Katherine Mora is a psychologist, specializing in social psychology, cooperation and community management at the Universidad El Bosque in Colombia. She boasts knowledge and experience in consultation and psychosocial intervention, community development, teaching, and qualitative and quantitative research.

 

 

 

 

 

 

Juliana Mejia

Juliana Mejia is a Social Worker, and a PhD candidate at Maastricht University. Currently, she works with Corporación Nuevos Rumbos as Director of Prevention and is responsible for the implementation of several projects in Colombia and other Latin American countries.  To date, she is the author and co-author of more than 20 publications including one book, three book chapters, and several articles in Spanish, English, and Portuguese. 

 

 

Jose Patrik Madayag

Jose Patrik Madayag is an Information Officer in the Preventive Education and Community Involvement Service whose mandate is the development, implementation, and monitoring of drug prevention programs, activities, and projects of the PDEA. 

 

 

 

 

 

 

Hang Pham

Hang Pham has been working as a reporter for the state-owned Vietnamese television, also known as Vietnam Television (VTV) since 2012. Prior to joining VTV, she worked at a private TV station, VITV. Pham has covered a wide range of fields including politics, business and financials, economics.
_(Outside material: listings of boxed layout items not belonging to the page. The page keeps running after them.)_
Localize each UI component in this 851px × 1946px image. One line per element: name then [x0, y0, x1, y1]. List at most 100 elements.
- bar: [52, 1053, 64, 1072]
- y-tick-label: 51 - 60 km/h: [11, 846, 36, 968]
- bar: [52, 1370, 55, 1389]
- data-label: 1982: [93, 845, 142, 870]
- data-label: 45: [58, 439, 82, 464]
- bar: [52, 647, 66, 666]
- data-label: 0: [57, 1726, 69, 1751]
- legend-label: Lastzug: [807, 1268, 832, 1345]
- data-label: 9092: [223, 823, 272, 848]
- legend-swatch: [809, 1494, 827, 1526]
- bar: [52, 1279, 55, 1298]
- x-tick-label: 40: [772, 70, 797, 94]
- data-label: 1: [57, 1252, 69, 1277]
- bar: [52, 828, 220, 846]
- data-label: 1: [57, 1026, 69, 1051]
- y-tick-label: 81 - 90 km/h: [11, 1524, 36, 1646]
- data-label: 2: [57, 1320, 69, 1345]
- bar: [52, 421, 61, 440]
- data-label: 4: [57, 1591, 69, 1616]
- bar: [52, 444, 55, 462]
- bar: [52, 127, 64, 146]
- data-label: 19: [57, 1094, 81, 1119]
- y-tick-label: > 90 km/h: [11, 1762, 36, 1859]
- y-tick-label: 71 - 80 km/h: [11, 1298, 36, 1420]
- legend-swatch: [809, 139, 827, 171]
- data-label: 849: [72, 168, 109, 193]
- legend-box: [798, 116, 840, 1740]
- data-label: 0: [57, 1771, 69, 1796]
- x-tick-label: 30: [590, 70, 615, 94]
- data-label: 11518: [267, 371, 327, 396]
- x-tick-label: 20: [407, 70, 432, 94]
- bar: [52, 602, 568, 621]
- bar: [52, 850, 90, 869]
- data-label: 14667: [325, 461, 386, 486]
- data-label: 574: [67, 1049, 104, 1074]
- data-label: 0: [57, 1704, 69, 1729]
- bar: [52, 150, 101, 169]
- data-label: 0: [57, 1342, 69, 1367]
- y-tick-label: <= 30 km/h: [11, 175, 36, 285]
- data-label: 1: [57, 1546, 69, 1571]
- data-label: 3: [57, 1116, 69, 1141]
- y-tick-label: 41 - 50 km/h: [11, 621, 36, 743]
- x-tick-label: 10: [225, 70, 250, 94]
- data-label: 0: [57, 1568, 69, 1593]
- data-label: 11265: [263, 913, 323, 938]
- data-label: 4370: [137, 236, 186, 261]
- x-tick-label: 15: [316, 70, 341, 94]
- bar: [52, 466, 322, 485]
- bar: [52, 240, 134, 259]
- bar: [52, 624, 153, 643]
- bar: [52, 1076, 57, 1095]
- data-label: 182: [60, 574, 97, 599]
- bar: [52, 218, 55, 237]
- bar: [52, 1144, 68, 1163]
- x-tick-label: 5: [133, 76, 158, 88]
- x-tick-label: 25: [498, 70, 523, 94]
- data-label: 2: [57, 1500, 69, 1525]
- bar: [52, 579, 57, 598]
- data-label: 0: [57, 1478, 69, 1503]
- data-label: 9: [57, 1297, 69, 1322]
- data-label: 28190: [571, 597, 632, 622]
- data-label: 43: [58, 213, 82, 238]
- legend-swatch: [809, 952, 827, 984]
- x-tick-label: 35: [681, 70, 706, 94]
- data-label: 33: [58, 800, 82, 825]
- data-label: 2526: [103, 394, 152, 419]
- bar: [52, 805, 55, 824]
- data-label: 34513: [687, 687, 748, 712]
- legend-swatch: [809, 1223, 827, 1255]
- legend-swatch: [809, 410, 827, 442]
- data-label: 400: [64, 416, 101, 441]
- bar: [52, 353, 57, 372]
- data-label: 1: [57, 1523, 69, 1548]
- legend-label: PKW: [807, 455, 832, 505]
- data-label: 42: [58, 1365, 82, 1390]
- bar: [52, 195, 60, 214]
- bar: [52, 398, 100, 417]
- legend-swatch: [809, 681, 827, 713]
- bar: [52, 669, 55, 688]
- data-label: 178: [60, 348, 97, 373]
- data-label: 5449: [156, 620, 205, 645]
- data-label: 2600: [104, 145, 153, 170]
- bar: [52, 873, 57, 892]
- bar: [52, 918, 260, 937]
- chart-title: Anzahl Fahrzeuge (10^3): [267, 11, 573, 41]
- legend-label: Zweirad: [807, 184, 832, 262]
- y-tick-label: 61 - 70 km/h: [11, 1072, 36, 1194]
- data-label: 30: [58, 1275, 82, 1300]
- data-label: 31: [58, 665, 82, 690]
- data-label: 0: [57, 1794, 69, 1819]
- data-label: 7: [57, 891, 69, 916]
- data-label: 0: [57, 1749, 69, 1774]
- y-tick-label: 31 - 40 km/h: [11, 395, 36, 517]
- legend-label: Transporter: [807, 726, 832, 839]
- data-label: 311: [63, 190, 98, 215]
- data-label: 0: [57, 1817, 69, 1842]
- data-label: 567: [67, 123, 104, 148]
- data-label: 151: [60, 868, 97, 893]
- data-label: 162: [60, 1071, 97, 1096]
For the past two years she played an important producer role in the weekly program called National Assembly and Voters which focuses mainly on law building, bills discussions and issues of voters' concerns. Upon graduation, Pham and her Vietnam team have organized various workshops to raise awareness on prevention science and train reporters, policy makers, university students to understand the effectiveness of persuasive prevention messages especially in psychoactive substances prevention.